Nigeria’s current electricity generation capacity oscillates between 6,000 and 7,000 megawatts. It is estimated that the country needs 160,000 megawatts to achieve stable power supply. But this cannot be achieved even in the next 20 years under the present circumstances.

It is for this reason that experts have suggested a switch to renewable energy, which consists of wind, solar, geothermal heat, etc. Renewable energy sources are mainly natural sources. And Nigeria happens to have these resources in abundance. They are also eco-friendly, clean and safe.

It has been established that renewable energy is a solution to Nigeria’s electricity problem. And it was with this in mind and with a view to providing legislation for the budding alternative energy sector that I sponsored the “Renewable Energy Bill 2017”.

The bill, which is under consideration by a senate committee, seeks an Act to provide for the utilisation, sustainability and adequate supply of renewable energy for electricity generation.
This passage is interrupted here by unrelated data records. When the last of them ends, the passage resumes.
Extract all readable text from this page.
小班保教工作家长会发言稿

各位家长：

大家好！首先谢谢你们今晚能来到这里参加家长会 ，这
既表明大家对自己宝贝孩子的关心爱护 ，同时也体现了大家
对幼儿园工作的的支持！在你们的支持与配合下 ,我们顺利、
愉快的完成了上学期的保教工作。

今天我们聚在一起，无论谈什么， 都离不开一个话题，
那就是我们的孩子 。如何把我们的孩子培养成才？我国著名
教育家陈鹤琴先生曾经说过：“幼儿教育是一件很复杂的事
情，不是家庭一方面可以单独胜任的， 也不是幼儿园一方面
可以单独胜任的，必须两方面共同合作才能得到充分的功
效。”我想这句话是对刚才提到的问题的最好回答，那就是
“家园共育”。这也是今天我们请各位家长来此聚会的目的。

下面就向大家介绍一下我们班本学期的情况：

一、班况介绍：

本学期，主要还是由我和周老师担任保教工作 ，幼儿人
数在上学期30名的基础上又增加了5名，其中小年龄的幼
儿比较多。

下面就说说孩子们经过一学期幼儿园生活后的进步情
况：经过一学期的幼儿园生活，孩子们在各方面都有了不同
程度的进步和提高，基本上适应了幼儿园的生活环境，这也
It will serve as a framework to support and to develop renewable energy sources by creating enabling environment to attract business in the sector. It will help grow the power sector with reduced pressure on the ailing sector to meet widening demands. It will support the conventional power sources that have repeatedly failed us. The underlining objective is to make energy affordable to everyone regardless of where you live in Nigeria. It will also support the development, utilisation and efficient management of renewable energy sources.

Electricity is a challenge in most rural communities in the country, but with a renewable energy such as solar, (if well harnessed and utilised), this problem can be addressed.

Leadership must provide solutions.

I sponsored the NYSC Act (Amendment) Bill 2017 – An Act to amend the National Youth Service Corps Act, CAP. N84 LFN, 2004 to provide for free and compulsory acquisition of vocational skills by corps members. This is specifically to address the graduate unemployment problem in the country. That is, instead of having graduates who leave NYSC looking for jobs, these educated young Nigerians will become innovators and job creators. It was by the same token that I sponsored the bill for an Act to Establish National Artisans Development Centres to provide for the development of artisans across the country.

Also, our urban centres are witnessing over-population with its attendant risks such as crime and diseases. This is why our rural communities must be given due attention in terms of infrastructure development to reduce rural-urban migration.

It was to provide legislation to addressing this challenge that I sponsored the bill for an Act to establish the National Integrated Community Development Agency to promote sustainable change in social and economic relations and supporting the goals of growth and development in rural economy.

Leadership must provide solutions, service and opportunities. Without these, leadership is a Broadway show.